The Truth About Overcoming Mental Illness in the Black Community

mental illnessBy Tamiya King

Studies reveal that 2.3 million people in the United States have bipolar disorder, which is also referred to as manic-depressive disease.  Further scientific studies confirm that African Americans develop bipolar disorder at the same rate as Americans of other races. However, Black Americans are much less likely to seek treatment, or a proper diagnosis, for their illness.

There are several reasons that Black people are not so quick to get medical treatment for bipolar disorder. After all, the Black community possesses a general distrust for health care professionals, since African Americans are more likely to be institutionalized for mental health issues. Many of these individuals are sent to mental health facilities, when medication and lifestyle adjustments could serve as effective treatment for their bipolar disorder. African Americans are also less likely to have financial access to quality medical care, and are often made to feel that being institutionalized is the only viable option.
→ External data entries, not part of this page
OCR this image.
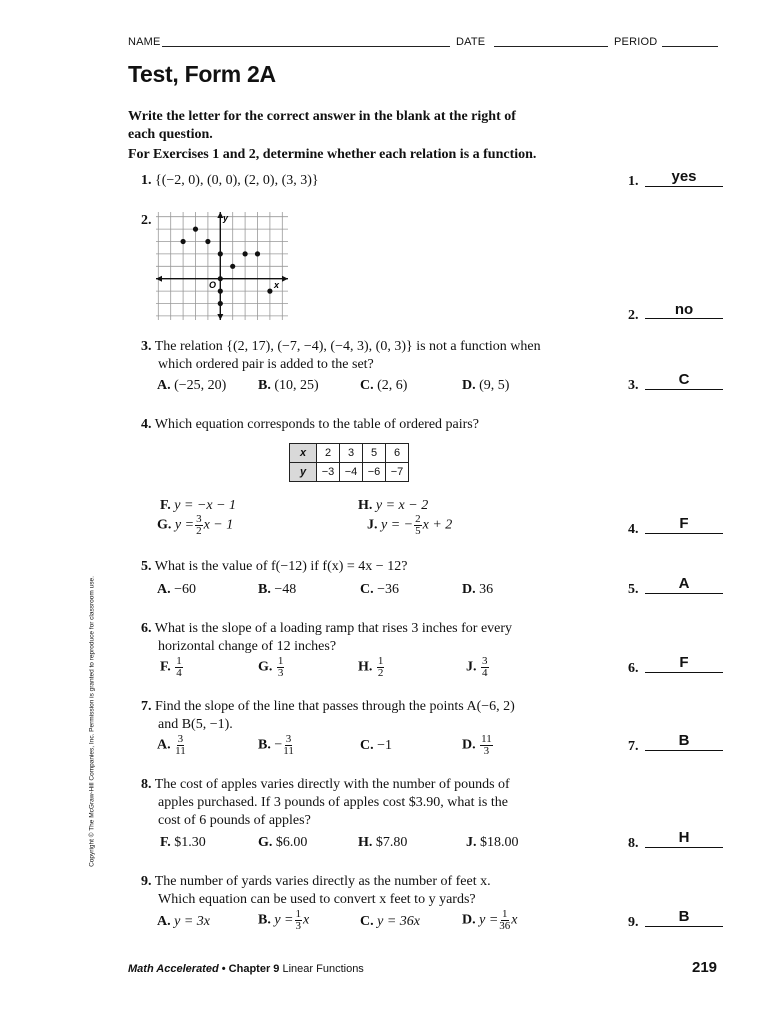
NAME	DATE	PERIOD
Test, Form 2A
Write the letter for the correct answer in the blank at the right of
each question.
For Exercises 1 and 2, determine whether each relation is a function.
1. {(−2, 0), (0, 0), (2, 0), (3, 3)}	1.	yes
2.	y
x
O
2.	no
3. The relation {(2, 17), (−7, −4), (−4, 3), (0, 3)} is not a function when
which ordered pair is added to the set?
A. (−25, 20) B. (10, 25)	C. (2, 6)	D. (9, 5)	3.	C
4. Which equation corresponds to the table of ordered pairs?
x	2	3	5	6
y	−3	−4	−6	−7
F. y = −x − 1	H. y = x − 2
G. $y = \frac{3}{2}$ x − 1	J. y = − $\frac{2}{5}$ x + 2	4.	F
5. What is the value of f(−12) if f(x) = 4x − 12?
A. −60	B. −48	C. −36	D. 36	5.	A
6. What is the slope of a loading ramp that rises 3 inches for every
horizontal change of 12 inches?
F. $\frac{1}{4}$	G. $\frac{1}{3}$	H. $\frac{1}{2}$	J. $\frac{3}{4}$	6.	F
7. Find the slope of the line that passes through the points A(−6, 2)
and B(5, −1).
A. $\frac{3}{11}$	B. − $\frac{3}{11}$	C. −1	D. $\frac{11}{3}$	7.	B
8. The cost of apples varies directly with the number of pounds of
apples purchased. If 3 pounds of apples cost $3.90, what is the
cost of 6 pounds of apples?
F. $1.30	G. $6.00	H. $7.80	J. $18.00	8.	H
9. The number of yards varies directly as the number of feet x.
Which equation can be used to convert x feet to y yards?
A. y = 3x	B. $y = \frac{1}{3}$ x	C. y = 36x	D. $y = \frac{1}{36}$ x	9.	B
Copyright © The McGraw-Hill Companies, Inc. Permission is granted to reproduce for classroom use.
Math Accelerated • Chapter 9 Linear Functions	219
It is no surprise that African Americans have a strong spiritual background, and have long turned to church and Christianity as a way to cope with mental distress. It is common for Black Americans to attend church more often, talk to a religious leader or share their concerns with a fellow Christian as a way to deal with emotional issues. While this can provide relief in some aspects, bipolar disorder is a serious disease and should be treated by a professional, even while the patient maintains a spiritual practice.

Schizophrenia is another mental disorder that is more common in the Black community than many people realize. However, a Medscape article suggests that the condition may be over-diagnosed in African Americans. This is largely due to the fact that Black people’s methods of expression are often misunderstood by society at large. The article also stated that many Black people who receive psychiatric treatment are not fully understood by the health professionals they are working with.

Low-quality care, which often begins at diagnosis, as well as a delay in diagnosis and treatment are also factors that affect schizophrenia treatment for Black Americans.

When it comes to mental disorders, there is still a stigma plaguing the Black community that suggests that mental illness is a weakness. In general, African Americans are expected to simply “be strong” and ignore their psychological ailments, and it is widely acceptable for Black people to turn to drugs and alcohol as a way to cope with stress, frustration and anxiety—which are also symptoms of bipolar disorder or schizophrenia.

Healthy and open discussions about mental health are still very much needed in the Black community. Members of the community must adopt the boldness and emotional balance to explain mental illness in order to expedite treatment and provide proper diagnoses for African Americans.